Senior Circuit Judge Sidney R. Thomas and Circuit Judge John B. Owens joined in the opinion.
Collins said that “[t]he district court committed legal error in concluding that Hardisty required a reduction of the fee.” Distinguishing the case, he remarked:
“In Hardisty, as in this case, the district court reversed the denial of benefits based on one of the grounds raised by the claimant, and the court then declined to reach the claimant’s remaining objections….However, unlike in this case, the district court concluded that the SSA’s position on the dispositive issue, while unsuccessful, was ‘substantially justified.’….Accordingly, the district court held that the claimant was ineligible for fees under the EAJA….The claimant asked the district court to award fees based on the asserted lack of substantial justification for the SSA’s position concerning the claimant’s other objections that the district court had not reached, but the district court declined to do so….”
He continued:
“Our decision in Hardisty…made quite clear that we were addressing the significance of undecided, additional objections raised by a claimant only in the context of determining whether the claimant satisfied the statutory requirement for eligibility to obtain any attorneys’ fees….Hardisty…did not raise or decide the quite different issue that confronts us here—viz., whether, if a claimant has established her eligibility for fees under the EAJA, a ‘reasonable’ fee award may include fees for work relating to issues that the district court found unnecessary to decide. The district court therefore committed legal error in concluding that, under Hardisty, work relating to undecided issues is categorically ‘not compensable under the EAJA.’ ”
Supreme Court Precedent
The jurist noted that Aulero’s application of Hardisty was inconsistent with U.S. Supreme Court jurisprudence governing the relevant standards for assessing the reasonableness of attorney fees.

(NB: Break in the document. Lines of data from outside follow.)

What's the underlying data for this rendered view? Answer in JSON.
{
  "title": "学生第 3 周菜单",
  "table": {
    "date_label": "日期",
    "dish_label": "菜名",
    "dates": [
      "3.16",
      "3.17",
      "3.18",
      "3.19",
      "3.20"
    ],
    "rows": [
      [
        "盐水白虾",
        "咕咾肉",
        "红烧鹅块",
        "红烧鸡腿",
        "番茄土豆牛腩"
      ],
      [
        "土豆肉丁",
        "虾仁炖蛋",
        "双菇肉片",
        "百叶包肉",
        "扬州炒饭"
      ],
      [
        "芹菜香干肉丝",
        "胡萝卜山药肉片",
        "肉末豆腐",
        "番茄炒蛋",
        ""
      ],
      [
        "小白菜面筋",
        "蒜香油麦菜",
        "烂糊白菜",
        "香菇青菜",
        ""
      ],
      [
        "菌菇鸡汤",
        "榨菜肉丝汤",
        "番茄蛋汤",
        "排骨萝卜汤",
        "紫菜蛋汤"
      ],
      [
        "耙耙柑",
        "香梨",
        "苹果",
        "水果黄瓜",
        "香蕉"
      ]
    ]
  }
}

Pointing out that the high court distinguishes between cases in which the plaintiff’s claims for relief involve a common core of facts and related legal theories from those where distinctly different claims for relief are asserted. If distinct claims are raised, a plaintiff may only recover fees—under statutes providing fees to a prevailing party—if successful on that specific cause.
In contrast, Collins explained, for cases involving a common core of facts, the fee award should not be reduced simply because the plaintiff failed to prevail on every contention raised in the lawsuit as litigants are entitled to raise alternative legal grounds for the desired outcome.

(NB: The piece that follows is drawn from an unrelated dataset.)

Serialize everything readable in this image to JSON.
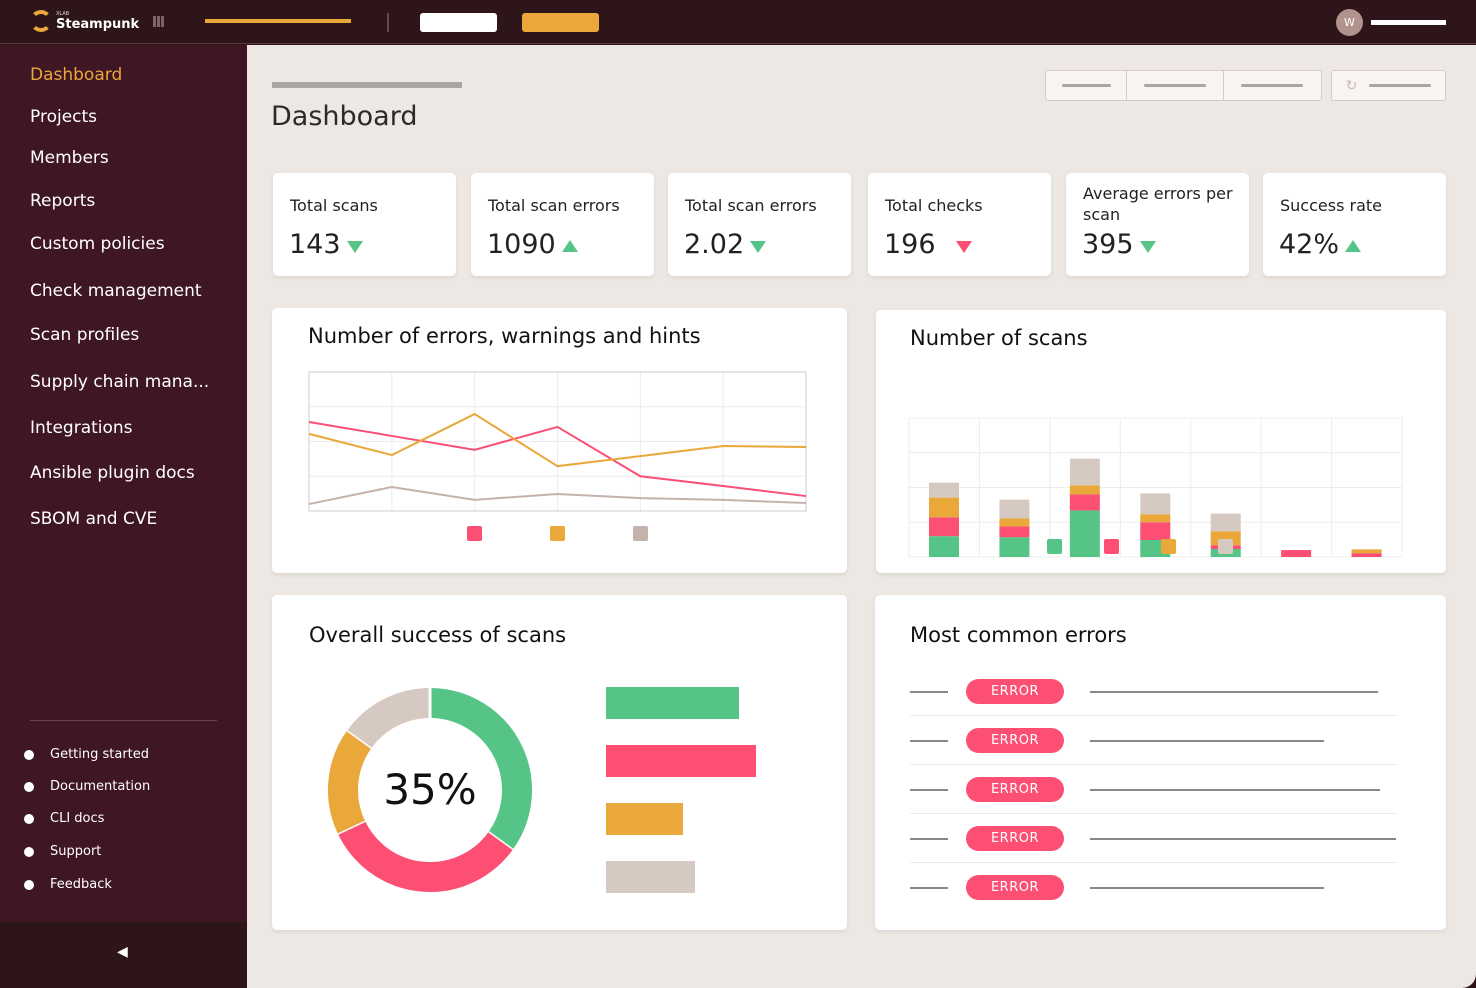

Applying these principles to the present case, the judge opined:
“Nerio Mejia did not raise multiple ‘unrelated’ claims; rather, she raised a single claim for relief that was supported by a variety of alternative theories. The relief she sought was a reversal and remand of the SSA’s denial of her claim for disability benefits, and she asserted a variety of objections in pursuit of that one result. Her civil action…challenging that single administrative decision thus presented ‘one claim for relief,’ and her ‘assertion of several distinct grounds does not create multiple claims.’

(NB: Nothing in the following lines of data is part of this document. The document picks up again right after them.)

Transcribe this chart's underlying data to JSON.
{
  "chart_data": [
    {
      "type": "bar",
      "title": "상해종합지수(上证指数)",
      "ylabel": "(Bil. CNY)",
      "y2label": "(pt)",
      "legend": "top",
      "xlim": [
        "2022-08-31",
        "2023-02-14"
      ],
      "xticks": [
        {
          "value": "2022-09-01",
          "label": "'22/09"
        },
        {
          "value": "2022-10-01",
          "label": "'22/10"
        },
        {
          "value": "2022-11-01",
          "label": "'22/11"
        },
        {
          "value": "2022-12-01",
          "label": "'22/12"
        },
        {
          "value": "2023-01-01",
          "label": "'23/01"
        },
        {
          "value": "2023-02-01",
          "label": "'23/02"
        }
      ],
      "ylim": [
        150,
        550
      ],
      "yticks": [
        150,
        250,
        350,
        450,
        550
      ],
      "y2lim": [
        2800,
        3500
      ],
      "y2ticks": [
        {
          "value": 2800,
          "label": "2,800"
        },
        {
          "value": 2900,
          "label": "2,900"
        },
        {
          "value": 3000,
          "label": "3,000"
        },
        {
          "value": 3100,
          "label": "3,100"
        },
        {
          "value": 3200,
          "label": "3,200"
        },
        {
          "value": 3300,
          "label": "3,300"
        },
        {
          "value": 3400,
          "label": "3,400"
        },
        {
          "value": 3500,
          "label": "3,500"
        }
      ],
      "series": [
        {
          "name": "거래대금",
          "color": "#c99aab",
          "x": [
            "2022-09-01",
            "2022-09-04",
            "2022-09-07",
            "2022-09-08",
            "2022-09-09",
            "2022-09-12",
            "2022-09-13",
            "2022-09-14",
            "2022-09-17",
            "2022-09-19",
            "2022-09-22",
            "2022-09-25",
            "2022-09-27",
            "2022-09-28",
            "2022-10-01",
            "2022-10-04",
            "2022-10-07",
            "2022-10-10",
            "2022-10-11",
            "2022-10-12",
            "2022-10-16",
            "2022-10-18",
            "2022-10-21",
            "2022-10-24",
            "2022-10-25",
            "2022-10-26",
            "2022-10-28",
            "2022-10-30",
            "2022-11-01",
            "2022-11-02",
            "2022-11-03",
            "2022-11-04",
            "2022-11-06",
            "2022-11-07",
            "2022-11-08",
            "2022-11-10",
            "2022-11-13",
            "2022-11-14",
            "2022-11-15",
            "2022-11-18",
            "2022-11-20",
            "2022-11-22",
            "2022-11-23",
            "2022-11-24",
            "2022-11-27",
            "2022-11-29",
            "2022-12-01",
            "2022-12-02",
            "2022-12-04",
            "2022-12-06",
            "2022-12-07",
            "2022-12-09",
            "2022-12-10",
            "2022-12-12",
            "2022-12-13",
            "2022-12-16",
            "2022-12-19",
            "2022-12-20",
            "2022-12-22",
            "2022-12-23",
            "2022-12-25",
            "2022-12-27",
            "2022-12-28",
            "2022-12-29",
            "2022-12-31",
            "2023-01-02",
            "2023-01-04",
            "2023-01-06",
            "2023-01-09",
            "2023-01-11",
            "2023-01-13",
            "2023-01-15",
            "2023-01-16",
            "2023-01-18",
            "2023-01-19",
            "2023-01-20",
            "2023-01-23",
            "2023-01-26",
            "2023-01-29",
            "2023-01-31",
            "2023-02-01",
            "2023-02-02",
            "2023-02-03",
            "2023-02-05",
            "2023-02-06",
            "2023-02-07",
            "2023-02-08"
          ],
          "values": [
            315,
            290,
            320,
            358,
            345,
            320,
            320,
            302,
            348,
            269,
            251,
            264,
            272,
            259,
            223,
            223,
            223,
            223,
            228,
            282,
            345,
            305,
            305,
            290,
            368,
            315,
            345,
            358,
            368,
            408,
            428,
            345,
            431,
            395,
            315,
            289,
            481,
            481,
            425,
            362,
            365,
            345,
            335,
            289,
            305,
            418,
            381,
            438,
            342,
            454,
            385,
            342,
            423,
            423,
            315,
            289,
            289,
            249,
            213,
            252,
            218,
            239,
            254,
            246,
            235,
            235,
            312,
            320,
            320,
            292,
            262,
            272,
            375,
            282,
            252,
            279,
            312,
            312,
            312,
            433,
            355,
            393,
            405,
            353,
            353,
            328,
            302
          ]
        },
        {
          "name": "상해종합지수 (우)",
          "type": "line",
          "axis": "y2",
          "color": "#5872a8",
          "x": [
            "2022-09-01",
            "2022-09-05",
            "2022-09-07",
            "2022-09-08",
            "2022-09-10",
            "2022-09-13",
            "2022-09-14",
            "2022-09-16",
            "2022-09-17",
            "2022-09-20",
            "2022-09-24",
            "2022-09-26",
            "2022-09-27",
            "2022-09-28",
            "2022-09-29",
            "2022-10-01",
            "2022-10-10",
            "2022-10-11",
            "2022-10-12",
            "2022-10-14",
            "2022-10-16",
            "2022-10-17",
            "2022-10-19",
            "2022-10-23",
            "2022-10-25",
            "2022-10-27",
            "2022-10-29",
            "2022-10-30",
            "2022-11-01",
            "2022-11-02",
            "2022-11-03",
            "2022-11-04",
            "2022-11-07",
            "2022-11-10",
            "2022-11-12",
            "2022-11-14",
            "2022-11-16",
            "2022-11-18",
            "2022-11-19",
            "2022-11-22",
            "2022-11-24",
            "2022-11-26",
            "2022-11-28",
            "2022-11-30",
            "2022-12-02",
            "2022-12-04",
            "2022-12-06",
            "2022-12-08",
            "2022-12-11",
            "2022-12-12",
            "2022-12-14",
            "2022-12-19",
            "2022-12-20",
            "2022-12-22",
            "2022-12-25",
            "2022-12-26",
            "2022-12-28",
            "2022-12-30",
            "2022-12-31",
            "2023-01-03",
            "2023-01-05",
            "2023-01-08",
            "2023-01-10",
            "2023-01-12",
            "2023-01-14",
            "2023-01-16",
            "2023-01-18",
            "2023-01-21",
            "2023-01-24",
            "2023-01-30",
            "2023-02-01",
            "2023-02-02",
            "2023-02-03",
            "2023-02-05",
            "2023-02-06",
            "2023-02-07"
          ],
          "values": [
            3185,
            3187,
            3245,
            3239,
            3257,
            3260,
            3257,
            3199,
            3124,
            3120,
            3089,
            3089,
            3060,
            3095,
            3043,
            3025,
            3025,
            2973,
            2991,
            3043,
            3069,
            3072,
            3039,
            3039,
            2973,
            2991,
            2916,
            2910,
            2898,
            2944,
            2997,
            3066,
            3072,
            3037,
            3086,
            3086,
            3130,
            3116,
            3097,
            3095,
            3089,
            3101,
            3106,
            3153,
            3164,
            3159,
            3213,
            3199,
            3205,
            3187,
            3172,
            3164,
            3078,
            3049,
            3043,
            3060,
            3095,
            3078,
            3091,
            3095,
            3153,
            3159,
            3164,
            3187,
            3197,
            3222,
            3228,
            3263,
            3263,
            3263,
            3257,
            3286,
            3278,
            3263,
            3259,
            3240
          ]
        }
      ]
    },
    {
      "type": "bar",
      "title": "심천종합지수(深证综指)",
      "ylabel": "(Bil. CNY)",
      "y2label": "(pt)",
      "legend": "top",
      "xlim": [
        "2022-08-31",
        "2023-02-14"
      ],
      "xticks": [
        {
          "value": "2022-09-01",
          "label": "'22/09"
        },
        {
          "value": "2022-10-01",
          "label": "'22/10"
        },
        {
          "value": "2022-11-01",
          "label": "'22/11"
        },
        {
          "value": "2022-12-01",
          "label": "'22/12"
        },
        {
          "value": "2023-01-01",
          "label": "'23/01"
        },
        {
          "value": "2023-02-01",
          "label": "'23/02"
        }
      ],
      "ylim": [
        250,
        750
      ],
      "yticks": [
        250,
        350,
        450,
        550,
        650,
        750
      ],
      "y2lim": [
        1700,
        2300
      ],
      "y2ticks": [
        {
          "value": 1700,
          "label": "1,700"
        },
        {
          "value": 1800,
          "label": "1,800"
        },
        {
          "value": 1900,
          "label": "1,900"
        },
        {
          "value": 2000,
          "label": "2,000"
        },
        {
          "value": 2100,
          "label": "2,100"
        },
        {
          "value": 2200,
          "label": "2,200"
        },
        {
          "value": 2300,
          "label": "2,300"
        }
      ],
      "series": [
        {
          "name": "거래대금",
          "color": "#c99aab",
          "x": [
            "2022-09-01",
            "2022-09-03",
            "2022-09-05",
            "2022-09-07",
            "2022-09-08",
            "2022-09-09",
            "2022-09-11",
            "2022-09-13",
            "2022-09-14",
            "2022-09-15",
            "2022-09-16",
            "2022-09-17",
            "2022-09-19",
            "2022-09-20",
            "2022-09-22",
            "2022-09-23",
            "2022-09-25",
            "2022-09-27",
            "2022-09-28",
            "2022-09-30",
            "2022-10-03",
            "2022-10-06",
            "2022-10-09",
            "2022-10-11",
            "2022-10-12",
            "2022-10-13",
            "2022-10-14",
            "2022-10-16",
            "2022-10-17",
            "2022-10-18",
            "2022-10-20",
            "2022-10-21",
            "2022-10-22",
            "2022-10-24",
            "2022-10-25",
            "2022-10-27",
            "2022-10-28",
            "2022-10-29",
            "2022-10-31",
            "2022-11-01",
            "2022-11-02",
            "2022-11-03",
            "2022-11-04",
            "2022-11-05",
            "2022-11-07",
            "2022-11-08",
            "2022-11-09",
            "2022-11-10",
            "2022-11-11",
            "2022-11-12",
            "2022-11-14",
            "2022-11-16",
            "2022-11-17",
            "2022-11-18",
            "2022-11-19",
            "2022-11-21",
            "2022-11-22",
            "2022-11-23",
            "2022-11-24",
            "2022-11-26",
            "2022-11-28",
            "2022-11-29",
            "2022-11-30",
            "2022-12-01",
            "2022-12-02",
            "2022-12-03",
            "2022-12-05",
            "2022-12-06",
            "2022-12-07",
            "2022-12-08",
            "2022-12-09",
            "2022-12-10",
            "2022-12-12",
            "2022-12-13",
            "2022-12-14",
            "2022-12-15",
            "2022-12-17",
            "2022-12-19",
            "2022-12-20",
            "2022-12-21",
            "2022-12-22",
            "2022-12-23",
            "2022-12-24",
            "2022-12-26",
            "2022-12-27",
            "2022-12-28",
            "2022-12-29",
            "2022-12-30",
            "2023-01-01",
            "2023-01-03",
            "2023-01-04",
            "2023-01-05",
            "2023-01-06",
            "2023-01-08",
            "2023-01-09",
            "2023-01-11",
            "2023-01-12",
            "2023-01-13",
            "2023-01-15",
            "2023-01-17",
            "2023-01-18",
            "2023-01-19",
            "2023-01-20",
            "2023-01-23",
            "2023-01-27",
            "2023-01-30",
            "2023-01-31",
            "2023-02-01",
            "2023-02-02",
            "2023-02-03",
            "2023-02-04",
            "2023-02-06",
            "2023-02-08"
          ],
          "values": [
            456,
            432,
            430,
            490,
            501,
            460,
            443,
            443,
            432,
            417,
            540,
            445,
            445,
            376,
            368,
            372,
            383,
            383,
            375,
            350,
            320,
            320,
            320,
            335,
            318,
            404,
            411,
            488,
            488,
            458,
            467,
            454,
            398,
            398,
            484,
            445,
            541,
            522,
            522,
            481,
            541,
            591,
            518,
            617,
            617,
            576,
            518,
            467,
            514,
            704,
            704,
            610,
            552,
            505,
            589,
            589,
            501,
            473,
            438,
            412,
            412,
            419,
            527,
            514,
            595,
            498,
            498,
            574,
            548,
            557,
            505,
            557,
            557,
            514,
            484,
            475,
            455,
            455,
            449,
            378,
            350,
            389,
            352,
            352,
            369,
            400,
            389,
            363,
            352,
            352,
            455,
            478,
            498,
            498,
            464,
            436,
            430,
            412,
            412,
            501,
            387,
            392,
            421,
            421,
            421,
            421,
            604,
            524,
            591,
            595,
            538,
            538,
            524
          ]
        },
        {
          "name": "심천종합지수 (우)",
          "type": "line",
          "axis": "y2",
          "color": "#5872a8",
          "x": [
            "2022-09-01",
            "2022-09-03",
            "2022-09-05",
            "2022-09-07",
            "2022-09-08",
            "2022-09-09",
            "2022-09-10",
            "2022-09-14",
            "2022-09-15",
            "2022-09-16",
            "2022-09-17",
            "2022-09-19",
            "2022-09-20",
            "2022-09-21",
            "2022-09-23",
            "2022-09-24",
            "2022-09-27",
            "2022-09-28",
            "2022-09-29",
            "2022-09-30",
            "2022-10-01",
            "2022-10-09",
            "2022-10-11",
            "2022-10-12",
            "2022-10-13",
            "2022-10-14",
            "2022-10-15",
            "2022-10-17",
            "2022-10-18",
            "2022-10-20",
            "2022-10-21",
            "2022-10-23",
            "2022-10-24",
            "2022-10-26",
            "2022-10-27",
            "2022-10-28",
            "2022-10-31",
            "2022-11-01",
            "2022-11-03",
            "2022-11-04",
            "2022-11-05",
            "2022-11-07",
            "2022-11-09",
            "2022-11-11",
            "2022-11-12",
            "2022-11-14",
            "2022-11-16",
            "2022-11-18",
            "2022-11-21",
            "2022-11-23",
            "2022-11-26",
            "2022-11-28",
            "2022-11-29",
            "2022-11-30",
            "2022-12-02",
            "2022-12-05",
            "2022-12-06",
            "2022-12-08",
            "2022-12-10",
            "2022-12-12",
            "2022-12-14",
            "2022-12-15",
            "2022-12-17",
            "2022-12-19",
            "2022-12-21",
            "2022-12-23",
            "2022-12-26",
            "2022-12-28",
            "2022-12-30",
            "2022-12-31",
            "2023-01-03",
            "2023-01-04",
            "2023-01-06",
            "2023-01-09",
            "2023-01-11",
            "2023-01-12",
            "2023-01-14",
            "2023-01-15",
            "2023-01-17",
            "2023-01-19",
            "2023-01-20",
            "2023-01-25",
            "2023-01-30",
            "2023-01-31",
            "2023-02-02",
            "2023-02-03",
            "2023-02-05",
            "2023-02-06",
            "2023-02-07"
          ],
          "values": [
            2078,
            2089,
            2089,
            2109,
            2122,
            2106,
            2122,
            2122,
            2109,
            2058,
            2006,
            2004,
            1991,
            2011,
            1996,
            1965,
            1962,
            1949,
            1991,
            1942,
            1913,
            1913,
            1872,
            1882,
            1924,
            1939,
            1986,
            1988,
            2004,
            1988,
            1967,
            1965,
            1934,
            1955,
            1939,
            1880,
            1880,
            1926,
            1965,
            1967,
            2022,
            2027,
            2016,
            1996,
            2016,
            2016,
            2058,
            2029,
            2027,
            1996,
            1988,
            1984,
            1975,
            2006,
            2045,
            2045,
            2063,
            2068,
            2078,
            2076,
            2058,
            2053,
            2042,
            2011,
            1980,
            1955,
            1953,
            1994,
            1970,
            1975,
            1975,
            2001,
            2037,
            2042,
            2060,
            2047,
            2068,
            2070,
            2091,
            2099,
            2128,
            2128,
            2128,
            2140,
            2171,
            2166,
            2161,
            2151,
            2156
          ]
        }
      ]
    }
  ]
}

“….Nerio Mejia obtained all the relief she sought except for an outright award of benefits, and her failure to obtain that ‘rare’ form of relief,…does not materially detract from her success in achieving her overall litigation goal of reversing the SSA’s denial of benefits.”
He added:
“Of course…the hours devoted to the litigation, including the alternative issues not reached, must still have been ‘reasonably expended.’….But the district court here expressly held that they were reasonable, and it rejected the SSA’s arguments that the hours that Nerio Mejia’s counsel devoted to the district court briefing, including with respect to the two additional issues that were ultimately never decided, were excessive.”
The case is Nerio Mejia v. O’Malley, 23-3162.